The plan was to have Dayton’s move in and create an urban version of Southdale. Some of the existing buildings would remain, and a glass roof would cover walkways between them. In addition to stores, the complex was to include a bowling alley, a movie theater and parking garages. But in the stagnant mid-70s economy, Dayton’s backed out, and the land sat fallow for six years. (Hopefully, from that experience urban renewers learned a lesson: don’t knock down buildings until you absolutely, positively have something else to replace them with.)
Courtesy of the Minnesota Historical Society
The intersection meanwhile had been declared a Tax Increment Financed districts.
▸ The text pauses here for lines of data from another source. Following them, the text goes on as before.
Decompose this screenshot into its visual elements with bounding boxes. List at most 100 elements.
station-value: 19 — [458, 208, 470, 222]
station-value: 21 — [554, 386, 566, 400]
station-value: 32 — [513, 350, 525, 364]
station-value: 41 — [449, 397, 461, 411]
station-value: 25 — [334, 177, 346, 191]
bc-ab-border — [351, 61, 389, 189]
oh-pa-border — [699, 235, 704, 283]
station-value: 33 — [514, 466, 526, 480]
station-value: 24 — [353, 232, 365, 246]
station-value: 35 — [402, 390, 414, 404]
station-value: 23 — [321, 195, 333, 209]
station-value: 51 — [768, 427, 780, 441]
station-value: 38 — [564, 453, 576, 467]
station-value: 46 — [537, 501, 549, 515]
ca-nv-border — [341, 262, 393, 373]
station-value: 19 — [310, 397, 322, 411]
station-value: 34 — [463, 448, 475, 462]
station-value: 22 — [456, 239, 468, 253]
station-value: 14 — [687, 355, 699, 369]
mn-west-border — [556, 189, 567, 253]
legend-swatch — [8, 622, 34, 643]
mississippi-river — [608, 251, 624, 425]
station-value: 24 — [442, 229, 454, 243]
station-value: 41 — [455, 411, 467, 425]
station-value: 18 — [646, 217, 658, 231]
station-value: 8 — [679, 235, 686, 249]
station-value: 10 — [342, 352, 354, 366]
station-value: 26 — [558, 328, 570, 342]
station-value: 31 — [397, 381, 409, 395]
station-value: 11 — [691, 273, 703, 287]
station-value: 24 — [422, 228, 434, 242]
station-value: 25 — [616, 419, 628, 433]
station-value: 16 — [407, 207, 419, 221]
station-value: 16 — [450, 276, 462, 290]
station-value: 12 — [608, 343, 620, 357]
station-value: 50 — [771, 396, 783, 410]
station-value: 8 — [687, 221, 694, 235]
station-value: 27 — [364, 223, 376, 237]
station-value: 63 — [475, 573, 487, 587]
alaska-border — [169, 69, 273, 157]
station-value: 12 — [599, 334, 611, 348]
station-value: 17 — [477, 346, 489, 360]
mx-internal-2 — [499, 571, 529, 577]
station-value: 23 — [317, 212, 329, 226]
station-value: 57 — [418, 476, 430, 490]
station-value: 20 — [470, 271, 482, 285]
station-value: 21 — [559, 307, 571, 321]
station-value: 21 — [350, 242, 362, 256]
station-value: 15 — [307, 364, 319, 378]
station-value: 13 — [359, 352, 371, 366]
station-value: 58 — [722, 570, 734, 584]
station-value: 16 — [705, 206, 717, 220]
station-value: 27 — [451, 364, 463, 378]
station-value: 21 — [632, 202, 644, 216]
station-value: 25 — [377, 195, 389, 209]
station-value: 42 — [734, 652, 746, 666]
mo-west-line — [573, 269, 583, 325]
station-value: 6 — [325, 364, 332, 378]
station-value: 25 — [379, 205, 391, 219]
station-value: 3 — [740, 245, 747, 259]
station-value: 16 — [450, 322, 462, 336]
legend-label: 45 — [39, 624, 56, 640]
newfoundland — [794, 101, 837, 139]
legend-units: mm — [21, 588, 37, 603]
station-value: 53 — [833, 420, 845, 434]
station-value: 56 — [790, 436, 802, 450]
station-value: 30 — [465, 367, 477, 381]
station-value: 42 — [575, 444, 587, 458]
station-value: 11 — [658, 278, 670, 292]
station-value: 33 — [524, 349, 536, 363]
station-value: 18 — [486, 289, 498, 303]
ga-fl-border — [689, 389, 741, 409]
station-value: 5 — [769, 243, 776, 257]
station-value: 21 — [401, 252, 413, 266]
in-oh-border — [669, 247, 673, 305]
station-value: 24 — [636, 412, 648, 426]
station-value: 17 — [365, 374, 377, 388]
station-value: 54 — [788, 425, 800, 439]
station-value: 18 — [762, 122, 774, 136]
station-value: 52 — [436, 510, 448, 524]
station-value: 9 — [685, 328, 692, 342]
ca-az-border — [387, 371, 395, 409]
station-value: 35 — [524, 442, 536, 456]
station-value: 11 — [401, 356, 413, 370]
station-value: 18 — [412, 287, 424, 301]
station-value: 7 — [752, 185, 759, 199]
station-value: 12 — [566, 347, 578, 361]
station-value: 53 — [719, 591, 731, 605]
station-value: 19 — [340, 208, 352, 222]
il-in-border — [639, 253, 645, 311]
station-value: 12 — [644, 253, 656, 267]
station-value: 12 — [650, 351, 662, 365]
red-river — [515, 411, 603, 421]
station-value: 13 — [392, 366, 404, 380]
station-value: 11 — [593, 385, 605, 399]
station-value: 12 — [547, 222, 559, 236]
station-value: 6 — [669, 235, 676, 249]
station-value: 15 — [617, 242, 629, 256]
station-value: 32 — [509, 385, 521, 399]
A TIF arrangement allows the city to borrow to finance development and then repay with the increase in property taxes that new development generates. But, of course, with the land empty, there was no tax increment, so the city was forced to use money from its general fund to make interest payments on the bonds. Finally, in 1978, Kmart agreed to come in. But its business model mandated a giant, one-size-fits-all store with an immense parking lot. Over bitter neighborhood opposition, the City Council, hungry for tax revenues, voted 7 to 6 to close Nicollet to allow construction of a suburban-style big box. Those who voted “yes,” says Christ, “have gone down as the turkeys who built Kmart.”
Afterward, the neighborhood spiraled downward, she says, albeit with one saving grace: “Land values dropped so much that a lot of restaurants came in.” The result was the restyling of Nicollet as Eat Street.
Unmaking what’s been done won’t be easy. Chief among the obstacles, says David Frank, is “figuring out the real estate.” Right now, there are four elements: Kmart’s land and its lease, the former owned by a New York entity and the latter by Sears, and Sullivan’s SuperValu’s land and lease. The value of the property alone, as listed on city tax rolls, is about $9.1 million.
If they refuse to budge, the city would pretty much be stuck. And to proceed, Frank says, that redevelopment would likely require both parcels because the two pieces of land now are encumbered with various easements, for example, to allow parking by SuperValu customers in Kmart’s lot and so on. The city, of course, could undertake piecemeal development, securing one of the properties and reopening Nicollet, but the result wouldn’t be pretty.
Of course, what’s there now isn’t pretty either.
Sherman Associates, which was granted exclusive rights to develop a project on the site back in the 1990s, is now conducting private negotiations with owners for the property. The company has until the end of the year to conclude the deal. If owners refuse to budge, the city, says Lilligren, “has other options.”
“Eminent domain?” I asked. “I don’t want to use those words,” he says, “but no options are off the table.”
What kind of development would rise at the intersection?
David Frank envisions a commercial area that could incorporate a reconfigured Kmart and SuperValu, but he wants denser development that would front on the sidewalks and give priority to pedestrians rather than cars. Lilligren would like to see some housing built along the Greenway.
Erica Christ of the Whittier Alliance says that she doesn’t want “one big gigantic development.” That could stick the neighborhood with a white elephant like downtown’s Block E, she fears. She’s not in favor of rental housing either. “We really have enough apartments in the area.” In her fantasies, she says, the city would try to lure light industry, maybe a brewery, like Surly. “That would produce jobs, jobs that could support a family,” she says, which perhaps is what people who live in the neighborhood need more than anything else.
She’ll get her say at some point around Aug. 15 when the “Reopen Nicollet Working Group” has scheduled to begin talking to the community.